第65話:砂上の楼閣




「フローレスをさっさと登城させなさいよ!」

 王妃は手に持っていた扇を投げつけた。

 投げつけられた相手は単なる連絡係メッセンジャーであり、何の権限も無い。

 完全な八つ当たりである。

 ただでさえ悪い評判が、これで更に悪化するな、と王妃付きのメイドと侍女がこっそりと目配せしあった。


 王妃は第二王子のペドロの婚約者であるフローレスが嫌いだった。

 氷の美貌と評判で、頭も良く、非の打ち所のない完璧な淑女だったからだ。

 自分が苦労した王子妃教育を、通常の半分の期間で終わらせてしまったらしい。


「王太子妃教育と違って簡単だからよ」

 嘘である。

 成人前の教育は、王子妃も王太子妃も変わらない。


 第二王子も王妃と同じで、優秀なフローレスを嫌っていた。

 その証拠に、家族にのみ許される「ペドロ」どころか、親しい友人に許される「ベリル」呼びも許可していない。

 更にフローレスの妹であるルロローズを婚約者候補にしたいと言い出した。



 王も王妃もフローレス以外の結婚相手は考えていなかった。

 王太子に比べると能力が著しく低い第二王子。

 王太子を支えていくには、フローレスの力が必要だったからだ。


 それでもルロローズを婚約者候補に入れたのは、「一度婚約者を外される屈辱を味わえば、再び婚約者に選ばれた後は王家に感謝しくすでしょう?」と言う王妃の助言があったからだった。



「フローレスから是非にと懇願したとなれば、まだ婚約者にえられるわ」

 王妃は出された紅茶を口にする。

 温かくて甘い紅茶を飲んで少し落ち着いたのか、王妃はフゥと息を吐き出した。


「それにしても傷心旅行なんて、そんな可愛げのある事も出来たのね!」

 オーホホホと、フローレスを馬鹿にしたように高笑いをする。

 実は傷心旅行などではなく、王家や侯爵家からの遁走とんそうである。


 それを王妃が、いや、王家が知るのは、第二王子の婚約者をルロローズにするしかないと決定した後だった。

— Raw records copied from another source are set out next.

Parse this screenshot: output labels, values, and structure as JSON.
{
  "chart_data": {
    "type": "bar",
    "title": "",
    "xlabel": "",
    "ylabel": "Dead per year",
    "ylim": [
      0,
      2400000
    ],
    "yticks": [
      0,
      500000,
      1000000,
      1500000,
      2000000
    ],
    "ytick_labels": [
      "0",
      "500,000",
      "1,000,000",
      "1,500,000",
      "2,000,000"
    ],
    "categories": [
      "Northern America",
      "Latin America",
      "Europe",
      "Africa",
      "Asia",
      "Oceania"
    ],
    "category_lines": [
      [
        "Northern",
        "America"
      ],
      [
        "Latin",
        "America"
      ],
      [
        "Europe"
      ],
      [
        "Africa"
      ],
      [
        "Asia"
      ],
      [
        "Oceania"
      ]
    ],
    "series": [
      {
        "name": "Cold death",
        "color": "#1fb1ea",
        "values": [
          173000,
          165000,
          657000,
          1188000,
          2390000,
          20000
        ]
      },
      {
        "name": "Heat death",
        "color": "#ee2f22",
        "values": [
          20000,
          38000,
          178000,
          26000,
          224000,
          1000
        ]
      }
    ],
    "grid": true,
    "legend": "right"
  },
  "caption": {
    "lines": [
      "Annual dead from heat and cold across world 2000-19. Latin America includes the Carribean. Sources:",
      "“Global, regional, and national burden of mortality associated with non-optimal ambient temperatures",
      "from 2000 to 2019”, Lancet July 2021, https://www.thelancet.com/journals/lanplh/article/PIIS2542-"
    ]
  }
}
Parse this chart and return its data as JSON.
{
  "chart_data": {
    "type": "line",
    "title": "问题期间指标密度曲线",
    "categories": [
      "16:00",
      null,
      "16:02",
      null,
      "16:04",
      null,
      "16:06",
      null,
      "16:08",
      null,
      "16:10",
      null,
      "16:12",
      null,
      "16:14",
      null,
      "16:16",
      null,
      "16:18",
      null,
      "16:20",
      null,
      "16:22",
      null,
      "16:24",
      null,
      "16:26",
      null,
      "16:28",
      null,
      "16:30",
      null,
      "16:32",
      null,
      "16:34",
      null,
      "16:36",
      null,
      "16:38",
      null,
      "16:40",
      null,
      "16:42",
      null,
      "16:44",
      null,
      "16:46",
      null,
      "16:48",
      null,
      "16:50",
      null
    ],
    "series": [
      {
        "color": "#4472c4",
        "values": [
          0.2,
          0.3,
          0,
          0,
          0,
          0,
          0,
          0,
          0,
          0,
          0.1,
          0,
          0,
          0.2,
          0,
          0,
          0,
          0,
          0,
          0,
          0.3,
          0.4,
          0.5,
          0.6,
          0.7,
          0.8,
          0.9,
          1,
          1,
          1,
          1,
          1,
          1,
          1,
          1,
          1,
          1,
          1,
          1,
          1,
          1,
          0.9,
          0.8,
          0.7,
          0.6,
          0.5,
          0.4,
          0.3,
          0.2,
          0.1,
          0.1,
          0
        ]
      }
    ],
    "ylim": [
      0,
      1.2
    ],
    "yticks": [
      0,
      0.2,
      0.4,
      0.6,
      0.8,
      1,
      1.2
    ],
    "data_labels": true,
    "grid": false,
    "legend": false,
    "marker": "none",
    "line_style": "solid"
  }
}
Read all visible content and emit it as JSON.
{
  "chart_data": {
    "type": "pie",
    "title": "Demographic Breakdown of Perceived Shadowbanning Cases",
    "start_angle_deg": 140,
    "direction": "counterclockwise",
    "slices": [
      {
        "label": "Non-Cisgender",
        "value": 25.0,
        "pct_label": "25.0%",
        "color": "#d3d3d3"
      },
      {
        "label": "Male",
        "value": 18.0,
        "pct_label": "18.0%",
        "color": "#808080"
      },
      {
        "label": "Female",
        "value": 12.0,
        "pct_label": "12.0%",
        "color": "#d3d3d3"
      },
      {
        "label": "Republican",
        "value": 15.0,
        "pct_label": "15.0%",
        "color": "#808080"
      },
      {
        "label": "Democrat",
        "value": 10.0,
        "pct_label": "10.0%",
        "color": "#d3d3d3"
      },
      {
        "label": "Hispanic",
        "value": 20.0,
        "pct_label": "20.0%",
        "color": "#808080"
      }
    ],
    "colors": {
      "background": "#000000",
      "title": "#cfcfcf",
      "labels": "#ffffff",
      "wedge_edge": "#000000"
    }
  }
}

 王宮に滞在していたオルティス帝国第三皇子が突然自国へ帰国した。

 第二王子の婚約の件も、処罰の件も何も決まっていなかったのに。


 議会も、フローレス側からの再度婚約申込みがあれば問題無いのでは?との意見に傾いていた頃である。

 そして第三皇子と友人であるのなら、婚約者に戻った第二王子を取りなしてくれるだろう、と。

 侯爵家の令嬢なのだ。

 それも、長年第二王子の婚約者だった優秀な女性。

 国の為になる事を、拒否する筈が無いと議会も結論付けた。


 勿論、こんな下衆ゲスな提案をしたのは、オッペンハイマー侯爵家嫡男のホープだった。

「フローレスも傷心旅行に出る程、今回の件に心を痛めております。長年第二王子の為にと努力してきたのですから当然でしょう」

 まるでフローレスが第二王子を慕っているかのような言い方である。


 そして議会は、身内である兄が言うのなら……とその話を信じてしまった。

 一部の良識ある貴族は反対したが、多数決により黙殺された。



 そんな議会の最中に、オルティス帝国から祝いの品が届いたのだ。

 第三皇子からの個人的な物では無い。

 帝国として正式に贈られていた。


『ベリル・ザ・ドム・ペドロ・オベリスク ペアラズール国第二王子殿下とルロローズ・オッペンハイマー侯爵令嬢の婚約を、心よりお祝い申し上げる』


 ペアラズール王国としては、否定する事も出来ない。

 帝国第三皇子を国に帰してしまった事が悪手だったのだ。

 第二王子の婚約者は、ルロローズに決定した。